The meishi I receive I keep in cigar boxes, I hate to confess. I have different ones for academic, jazz, friends, and shops or services. Every so often, I organize them. Or I used to. Once, I bought a special meishi scanner, and a computer program to keep track of them, but email and the internet have swept even that. But technology will never be as beautiful, human, or succinct and simple, so I still love the feel of the paper in my hand.
I like to jot down notes on the back to remind myself of the details about that person. If I haven’t gotten back in touch or saved their info in my computer address book, I can forget who it was after a while. I like to be able to say, “I’m glad I ran into you” or “How’s your new job?” or “Let’s meet again.” It’s a mnemonic of that moment of initial contact. It’s a return ticket to that person’s world.
I even have meishi from shop clerks at department stores, the electrical appliance store, clothes repair people, anyone in a position where they provide a service, or have information I might later need. Shops and restaurants have them, too, though fewer now with QR codes, links, apps and other digital shorthand. I still pick them up. Artifacts from the in-person world, meishi seem to cast a stronger spell on me.
Even more than that, I feel the handing-over ritual serves as a magical transformation from being just one more person in a vast city overflowing with people, to a person with an address, a job, and a place in the world. It locates me in the dense nexus of the complex culture of Tokyo, where it’s easy to get lost. I meishi, therefore I am.
If I meet any of my former students after graduation, they always love to hand me their meishi.
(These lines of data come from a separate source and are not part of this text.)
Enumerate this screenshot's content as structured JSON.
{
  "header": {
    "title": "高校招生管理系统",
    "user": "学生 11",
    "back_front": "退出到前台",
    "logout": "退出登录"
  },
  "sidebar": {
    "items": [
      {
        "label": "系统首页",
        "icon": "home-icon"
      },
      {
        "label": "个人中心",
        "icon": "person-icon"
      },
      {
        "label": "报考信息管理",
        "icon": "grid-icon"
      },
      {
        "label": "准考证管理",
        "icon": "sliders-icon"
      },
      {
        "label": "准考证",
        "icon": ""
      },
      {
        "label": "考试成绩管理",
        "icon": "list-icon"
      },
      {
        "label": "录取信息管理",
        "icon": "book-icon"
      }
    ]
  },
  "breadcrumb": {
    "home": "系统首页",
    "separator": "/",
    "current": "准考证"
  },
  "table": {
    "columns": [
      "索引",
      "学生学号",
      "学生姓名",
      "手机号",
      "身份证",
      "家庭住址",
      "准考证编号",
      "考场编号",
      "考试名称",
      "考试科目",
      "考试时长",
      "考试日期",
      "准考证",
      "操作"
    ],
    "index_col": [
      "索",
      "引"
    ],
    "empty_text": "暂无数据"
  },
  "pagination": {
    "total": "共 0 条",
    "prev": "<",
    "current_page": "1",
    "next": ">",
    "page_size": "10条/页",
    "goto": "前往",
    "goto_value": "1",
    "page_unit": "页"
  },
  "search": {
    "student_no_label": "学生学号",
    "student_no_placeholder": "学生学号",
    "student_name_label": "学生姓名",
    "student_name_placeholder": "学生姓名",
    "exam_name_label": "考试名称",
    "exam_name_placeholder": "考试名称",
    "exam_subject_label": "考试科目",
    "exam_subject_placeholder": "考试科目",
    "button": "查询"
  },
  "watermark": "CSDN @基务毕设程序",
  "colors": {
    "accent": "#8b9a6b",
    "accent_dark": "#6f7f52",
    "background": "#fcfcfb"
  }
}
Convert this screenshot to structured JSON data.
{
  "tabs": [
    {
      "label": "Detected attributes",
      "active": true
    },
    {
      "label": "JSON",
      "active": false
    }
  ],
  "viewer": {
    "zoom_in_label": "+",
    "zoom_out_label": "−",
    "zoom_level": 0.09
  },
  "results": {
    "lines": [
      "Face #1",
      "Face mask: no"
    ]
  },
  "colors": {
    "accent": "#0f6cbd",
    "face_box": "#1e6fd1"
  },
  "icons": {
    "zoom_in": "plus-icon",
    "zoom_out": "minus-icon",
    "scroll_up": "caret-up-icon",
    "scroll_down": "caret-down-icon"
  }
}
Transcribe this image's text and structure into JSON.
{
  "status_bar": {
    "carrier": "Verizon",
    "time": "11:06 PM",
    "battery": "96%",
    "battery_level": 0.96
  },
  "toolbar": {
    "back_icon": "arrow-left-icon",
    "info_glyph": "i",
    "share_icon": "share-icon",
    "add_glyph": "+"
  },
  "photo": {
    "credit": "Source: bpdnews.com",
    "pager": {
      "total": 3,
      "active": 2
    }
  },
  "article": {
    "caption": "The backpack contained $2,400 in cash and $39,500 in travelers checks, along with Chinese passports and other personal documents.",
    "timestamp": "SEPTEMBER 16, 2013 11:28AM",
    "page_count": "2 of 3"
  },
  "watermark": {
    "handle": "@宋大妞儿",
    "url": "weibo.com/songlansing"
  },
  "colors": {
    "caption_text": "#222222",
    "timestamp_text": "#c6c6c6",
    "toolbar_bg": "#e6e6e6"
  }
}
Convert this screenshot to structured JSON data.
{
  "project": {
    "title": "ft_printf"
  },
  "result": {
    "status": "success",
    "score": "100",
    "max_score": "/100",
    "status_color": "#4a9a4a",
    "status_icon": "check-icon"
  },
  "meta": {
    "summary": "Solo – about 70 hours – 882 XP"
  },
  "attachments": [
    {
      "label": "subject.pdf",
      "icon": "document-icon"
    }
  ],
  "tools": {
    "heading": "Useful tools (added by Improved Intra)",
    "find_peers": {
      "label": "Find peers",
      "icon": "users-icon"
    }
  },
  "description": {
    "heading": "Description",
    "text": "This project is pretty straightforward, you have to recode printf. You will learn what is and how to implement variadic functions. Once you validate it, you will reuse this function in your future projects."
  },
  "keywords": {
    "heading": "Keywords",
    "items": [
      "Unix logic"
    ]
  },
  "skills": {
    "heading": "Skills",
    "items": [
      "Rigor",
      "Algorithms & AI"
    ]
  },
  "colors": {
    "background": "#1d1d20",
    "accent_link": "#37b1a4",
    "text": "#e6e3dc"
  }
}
They pass it over with a gleam in their eye, marking their transition from student to shakaijin, a regular member of society. They bow and smile as they pass over that card, completing their student life even more than receiving a diploma.
Somehow, meishi always look to the future, holding a promise to return, to reconnect, to engage again. In that sense, meishi seem to be a kind of talisman for relations, a two-dimensional expression of potential. Maybe not quite a marriage certificate, or an official jirei job appointment, they are a miniature record of connection. Meeting people can be an achievement in Tokyo and deserves some written notice.
I’m always intrigued that not only do I have a lot in my collection, but mine are with other people. For all those I received, I’ve given an equal number given away, now in the filing system of people all over the city. I wonder about the meishi I’ve handed out, where they’ve traveled, where they’re filed. Do they ever think of me? Maybe not. Maybe they threw mine out, but I guess most people hang on to them like I do.
Mostly, of course, the meishi just sit on my shelves in my cigar box filing system. I’m sure Marie Kondo would advise me to throw them all out, but frankly, the meishi spark joy for me. I love the idea of having met those people, of having a record of interaction, of connection. It chips away at the anonymity of the city and connects the dots—of people and places and their people and places—you didn’t even know were there.
One of the ironies of Tokyo is that it’s so full of people, you can go for weeks—or a year and a half—and not meet anyone new. You’re surrounded by people and yet you don’t really know them at all. Meishi, though, are a kind of knowing, a feeling of not being isolated. That’s an illusion in some ways, just tatemae (superficial politeness), I suppose. But during the pandemic, I’ve missed that illusion just the same.
And when the pandemic eases, I wonder if the meishi exchange ritual will return, or will it all become an app, like everything else, or just be forgotten like a lot of parts of our pre-Covid lives. I hope they’ll still be used. I still have a couple small boxes left, ready and waiting, to be exchanged once again.